On transparency efforts, Silverman told FDLI that his office wants to see whether there are aspects of its recall classification process that can be made more transparent. “For example,” he said, “the criteria we apply when determining whether there is a reasonable versus remote risk for significant injury may be made public. This is an area we will be looking at in the coming year.”


Additionally, Silverman said his office has heard from manufacturers about some confusion with the distinction between enhancement of a compliant product and recall of a violative product, and the line between those two activities being somewhat blurred. “So our expectation is that we will issue guidance in the coming year to provide greater clarity on this,” he said.

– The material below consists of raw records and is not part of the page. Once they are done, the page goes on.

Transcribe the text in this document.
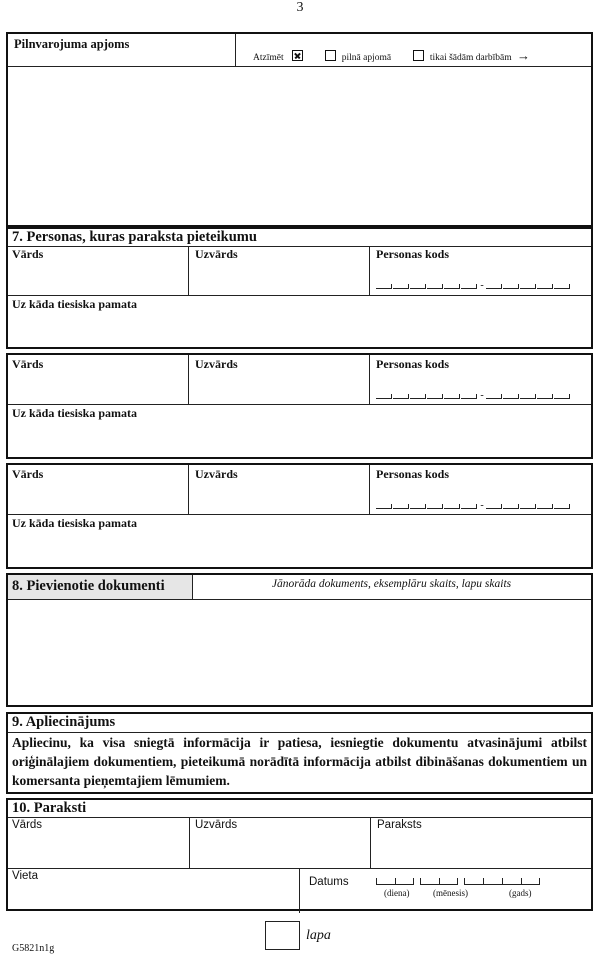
3
Pilnvarojuma apjoms
Atzīmēt	pilnā apjomā	tikai šādām darbībām →
7. Personas, kuras paraksta pieteikumu
Vārds	Uzvārds	Personas kods
-
Uz kāda tiesiska pamata
Vārds	Uzvārds	Personas kods
-
Uz kāda tiesiska pamata
Vārds	Uzvārds	Personas kods
-
Uz kāda tiesiska pamata
8. Pievienotie dokumenti	Jānorāda dokuments, eksemplāru skaits, lapu skaits
9. Apliecinājums
Apliecinu, ka visa sniegtā informācija ir patiesa, iesniegtie dokumentu atvasinājumi atbilst oriģinālajiem dokumentiem, pieteikumā norādītā informācija atbilst dibināšanas dokumentiem un komersanta pieņemtajiem lēmumiem.
10. Paraksti
Vārds	Uzvārds	Paraksts
Vieta	Datums
(diena)	(mēnesis)	(gads)
lapa
G5821n1g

Silverman replaces retiring director Tim Ulatowski, who has moved to a senior advisor role for enforcement in Silverman’s office until his official retirement in January after 36 years with agency. Previously, Silverman, who is a lawyer, served as a senior advisor to center director Jeff Shuren.


Earlier in his career, Silverman served as Office of Compliance assistant director in FDA’s drug center. He also had a stint in the agency’s Office of Chief Counsel where he focused on dietary supplement enforcement issues.